My forthcoming book, Making Love with the Land, is primarily creative non-fiction detailing mental health (such as insomnia, depression, mourning, anxiety, body dysmorphia, and eating disorders) through nêhiyaw (Cree) ways of knowing and being. It’s not a self-help book, but rather a delving into my own psyche and life, it’s the most vulnerable collection of writing I’ve yet done but I’m excited for it. I ask for us, as Indigenous and non-Indigenous peoples, to think of that which we call pain, in all of its valences, as kin, make it material, through nêhiyâw forms of animation, so that it becomes a manageable thing, a tangible embodiment, that ultimately we can make love to, transform, into an inhabitable and beautiful collection of augmented ruins.
5. What is the best writing advice you’ve ever received?
To not be afraid of your own voice, embrace it, let it run wildly, feral even, and to do anything other is to listen to the ways in which the world has already taught us to fear our own voices, our own power, our spirits. Another I recently learned from a dear kin, Smokii Sumac: anxiety and nerves before, during, or even after writing or reading are important, they demonstrate that your voice is attuned to respect and reciprocity.
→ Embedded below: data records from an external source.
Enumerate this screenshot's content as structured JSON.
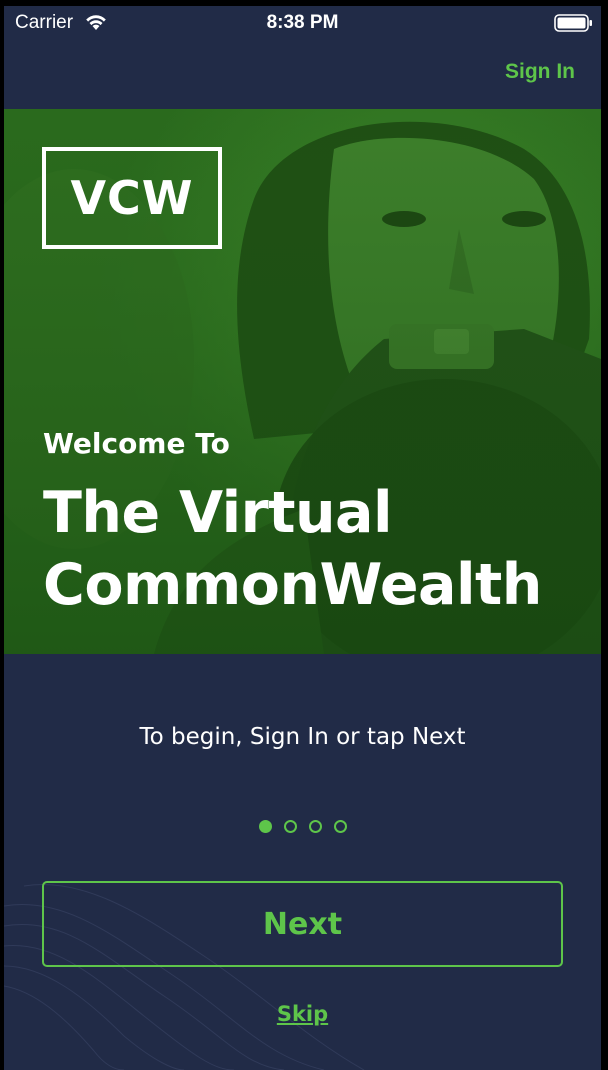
{
  "status_bar": {
    "carrier": "Carrier",
    "time": "8:38 PM",
    "wifi_icon": "wifi-icon",
    "battery_icon": "battery-icon"
  },
  "nav": {
    "sign_in_label": "Sign In"
  },
  "hero": {
    "logo_text": "VCW",
    "welcome": "Welcome To",
    "title_line1": "The Virtual",
    "title_line2": "CommonWealth",
    "image": "woman-with-megaphone-photo"
  },
  "main": {
    "instruction": "To begin, Sign In or tap Next",
    "pagination": {
      "current_page": 1,
      "total_pages": 4
    },
    "next_label": "Next",
    "skip_label": "Skip"
  },
  "colors": {
    "background": "#212b47",
    "accent": "#5ec54a",
    "hero_tint": "#2b6a1e"
  }
}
6. What is your favourite book or pamphlet published in the past year and why?
Two of my favourites of the past year are Terese Marie Mailhot’s Heart Berries and Alicia Elliott’s A Mind Spread Out on the Ground, both because they are exemplary Indigenous texts from two women at the top of their game writing honestly and powerfully about their lives in transformational modes.
7. What is a classic you recently read for the first time?
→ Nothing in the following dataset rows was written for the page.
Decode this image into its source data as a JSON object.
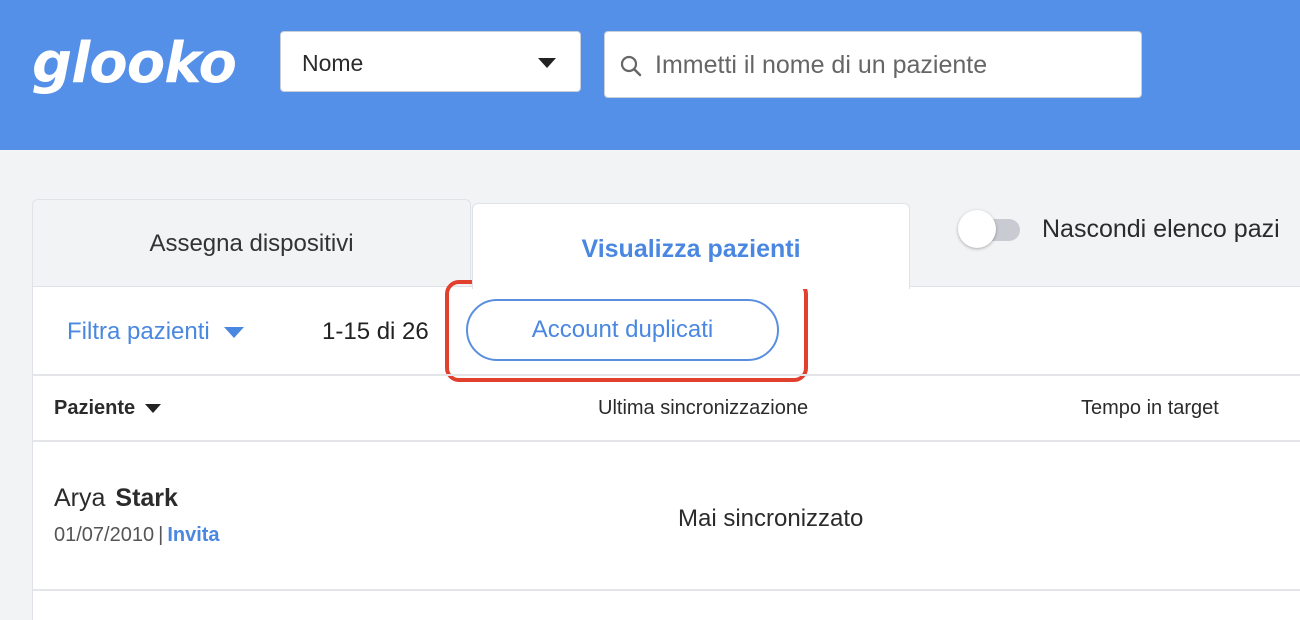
{
  "header": {
    "logo": "glooko",
    "search_type": "Nome",
    "search_placeholder": "Immetti il nome di un paziente"
  },
  "tabs": [
    {
      "label": "Assegna dispositivi",
      "active": false
    },
    {
      "label": "Visualizza pazienti",
      "active": true
    }
  ],
  "toggle": {
    "label": "Nascondi elenco pazi",
    "on": false
  },
  "toolbar": {
    "filter_label": "Filtra pazienti",
    "count": "1-15 di 26",
    "duplicates_button": "Account duplicati"
  },
  "table": {
    "columns": [
      "Paziente",
      "Ultima sincronizzazione",
      "Tempo in target"
    ],
    "rows": [
      {
        "first_name": "Arya",
        "last_name": "Stark",
        "dob": "01/07/2010",
        "separator": "|",
        "action": "Invita",
        "last_sync": "Mai sincronizzato"
      }
    ]
  },
  "colors": {
    "header_bg": "#548fe8",
    "accent": "#4a87e0",
    "highlight": "#e0402d"
  }
}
Gregory Scofield’s Thunder Through My Veins. That is medicine, maskihkiy, wrapped up within narrative—it’s a must read (and is being republished very shortly by Penguin Random House).
8. What is a book or pamphlet you love that no one else has heard of?
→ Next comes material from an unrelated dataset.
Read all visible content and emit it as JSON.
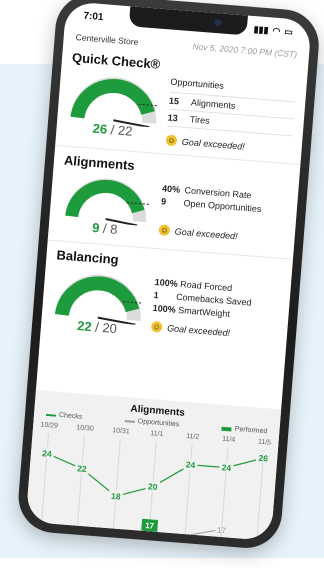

Every text has been heard of by someone, that’s a misgiving, but one I love that I think hasn’t received the attention it deserves is Sharron Proulx-Turner’s What the Auntys Say.
9. If your newest work were a music album, what would it be and how would it sound?
Definitely a country album, a little bit of Loretta, Dolly, Shania, and William Prince mixed with the soundscapes of my home nation, Peguis First Nation, and the constant thrum of the prairie wind serving as backdrop.
10. Which books or authors are relevant reads in our political climate —or one you’d recommend to current world leaders?
Lindsay Nixon’s nîtisânak, for the fierce verrsimilitude of the prairies Indigiqueered; Billy-Ray Belcourt’s forthcoming work, NDN Coping Mechanisms, I already know is going to change the contours of our worlds; Casey Plett’s Little Fish, which is just a powerhouse of a novel; and Gwen Benaway’s Holy Wild, which is a whirlwind of honesty, truth, and trans Indigenous realities.